After our sessions Judie and I corresponded, discussing the content of her dreams. In trauma, much of the information bypasses the body’s natural way to integrate the events of the day within our long-term memory, which we experience as the past. In our experience, early in the process, dreams typically reflect efforts to integrate the very themes of the work in ART and will gradually move to a more balanced processing of today’s experiences. This is something we especially see on retreats for combat veterans. It’s not only amazing to see the distress around events return to an expected level of emotional expression but to see individuals experience the sleep and rest that has been eluding them due to trauma.

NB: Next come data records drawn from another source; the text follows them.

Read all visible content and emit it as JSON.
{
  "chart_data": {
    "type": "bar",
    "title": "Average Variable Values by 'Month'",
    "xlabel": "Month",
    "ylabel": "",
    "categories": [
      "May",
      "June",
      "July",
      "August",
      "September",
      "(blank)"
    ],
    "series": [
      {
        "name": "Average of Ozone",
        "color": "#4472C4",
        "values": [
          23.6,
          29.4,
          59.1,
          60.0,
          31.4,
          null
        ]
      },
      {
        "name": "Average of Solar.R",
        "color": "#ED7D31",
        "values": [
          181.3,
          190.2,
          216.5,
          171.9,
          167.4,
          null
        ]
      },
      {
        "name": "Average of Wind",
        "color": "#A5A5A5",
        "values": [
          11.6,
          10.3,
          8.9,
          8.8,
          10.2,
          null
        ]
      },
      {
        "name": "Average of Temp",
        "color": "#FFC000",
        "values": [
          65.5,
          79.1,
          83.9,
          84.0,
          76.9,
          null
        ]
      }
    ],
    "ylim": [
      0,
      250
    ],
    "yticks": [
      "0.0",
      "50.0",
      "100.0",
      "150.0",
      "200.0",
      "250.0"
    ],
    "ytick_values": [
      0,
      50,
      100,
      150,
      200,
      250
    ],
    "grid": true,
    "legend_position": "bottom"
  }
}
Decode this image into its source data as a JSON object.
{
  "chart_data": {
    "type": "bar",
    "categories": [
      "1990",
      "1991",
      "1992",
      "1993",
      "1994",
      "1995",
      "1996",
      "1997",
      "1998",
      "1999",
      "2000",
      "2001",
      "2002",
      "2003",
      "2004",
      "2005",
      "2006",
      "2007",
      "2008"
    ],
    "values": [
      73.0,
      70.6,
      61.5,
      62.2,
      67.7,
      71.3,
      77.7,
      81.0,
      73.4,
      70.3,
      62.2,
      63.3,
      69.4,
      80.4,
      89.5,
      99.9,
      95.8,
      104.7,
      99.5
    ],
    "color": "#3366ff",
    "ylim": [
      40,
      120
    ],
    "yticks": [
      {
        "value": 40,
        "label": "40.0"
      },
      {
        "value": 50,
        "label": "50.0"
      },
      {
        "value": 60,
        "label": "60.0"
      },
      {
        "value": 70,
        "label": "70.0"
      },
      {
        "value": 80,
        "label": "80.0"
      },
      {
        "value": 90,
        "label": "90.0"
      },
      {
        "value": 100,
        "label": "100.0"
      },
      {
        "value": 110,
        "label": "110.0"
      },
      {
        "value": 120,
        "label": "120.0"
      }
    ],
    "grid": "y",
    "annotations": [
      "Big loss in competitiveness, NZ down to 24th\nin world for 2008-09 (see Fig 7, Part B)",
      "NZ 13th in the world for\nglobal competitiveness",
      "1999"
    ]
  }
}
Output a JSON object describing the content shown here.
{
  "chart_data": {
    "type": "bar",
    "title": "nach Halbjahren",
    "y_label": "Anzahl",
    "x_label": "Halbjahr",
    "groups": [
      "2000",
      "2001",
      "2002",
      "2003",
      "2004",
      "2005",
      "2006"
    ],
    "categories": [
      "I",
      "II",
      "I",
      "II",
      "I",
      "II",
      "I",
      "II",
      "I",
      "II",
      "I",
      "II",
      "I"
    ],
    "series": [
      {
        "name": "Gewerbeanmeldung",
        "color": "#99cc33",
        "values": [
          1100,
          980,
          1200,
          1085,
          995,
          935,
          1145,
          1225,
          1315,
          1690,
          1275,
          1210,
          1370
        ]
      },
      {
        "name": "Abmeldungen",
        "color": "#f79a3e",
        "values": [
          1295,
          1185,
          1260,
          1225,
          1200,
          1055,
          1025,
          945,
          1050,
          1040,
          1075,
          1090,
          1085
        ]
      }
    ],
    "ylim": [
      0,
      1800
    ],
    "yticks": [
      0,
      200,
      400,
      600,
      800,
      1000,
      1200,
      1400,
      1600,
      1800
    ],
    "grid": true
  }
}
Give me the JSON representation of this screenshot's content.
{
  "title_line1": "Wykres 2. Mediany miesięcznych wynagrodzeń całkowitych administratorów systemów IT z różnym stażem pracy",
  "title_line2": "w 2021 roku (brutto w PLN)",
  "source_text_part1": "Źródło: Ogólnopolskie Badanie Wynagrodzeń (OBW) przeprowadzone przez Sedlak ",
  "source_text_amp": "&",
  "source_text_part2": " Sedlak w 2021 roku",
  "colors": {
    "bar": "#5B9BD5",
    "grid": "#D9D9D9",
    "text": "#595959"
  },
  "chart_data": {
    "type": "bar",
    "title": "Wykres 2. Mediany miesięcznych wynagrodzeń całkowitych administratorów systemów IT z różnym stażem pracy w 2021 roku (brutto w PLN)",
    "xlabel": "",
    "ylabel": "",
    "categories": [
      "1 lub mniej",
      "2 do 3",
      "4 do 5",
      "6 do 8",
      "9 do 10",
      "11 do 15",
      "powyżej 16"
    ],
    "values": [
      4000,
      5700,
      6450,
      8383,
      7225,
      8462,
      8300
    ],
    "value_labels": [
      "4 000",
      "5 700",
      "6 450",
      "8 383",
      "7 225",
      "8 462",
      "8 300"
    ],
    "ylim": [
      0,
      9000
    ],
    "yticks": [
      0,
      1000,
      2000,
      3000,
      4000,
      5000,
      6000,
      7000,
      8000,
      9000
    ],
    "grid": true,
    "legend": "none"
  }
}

I am inspired by those I have had the privilege to spend time with, especially those who share their story in the hope that others can find resolution and peace from the storms of the past. Working with trauma has affirmed my faith in the human spirit. It is a privileged window into personal experiences as well as those of larger events, like working with Veterans and survivors of 9-11. I have witnessed how individuals not only struggle with the pain of loss, abuse and neglect, but there is the struggle to be heard, to be one’s own person, and to risk it all for a sibling or bother in arms. This time with Judie continues to affirm my faith in what is possible. Even as she sorted through her painful events, what emerged was the story of a feisty, brave woman who took on challenges no matter how difficult. She learned from her experiences and continues to openly share that experience and wisdom with others. All in the hope of connecting them to something deeper that can help us become greater than our circumstances. The beauty of this trauma work is that one can move from the details of an experience, to what might or could have been, to simply it has been, to it was. And those memories find new homes in the chapters where they belong. They fade into the past, making room for us to be more present and aware today.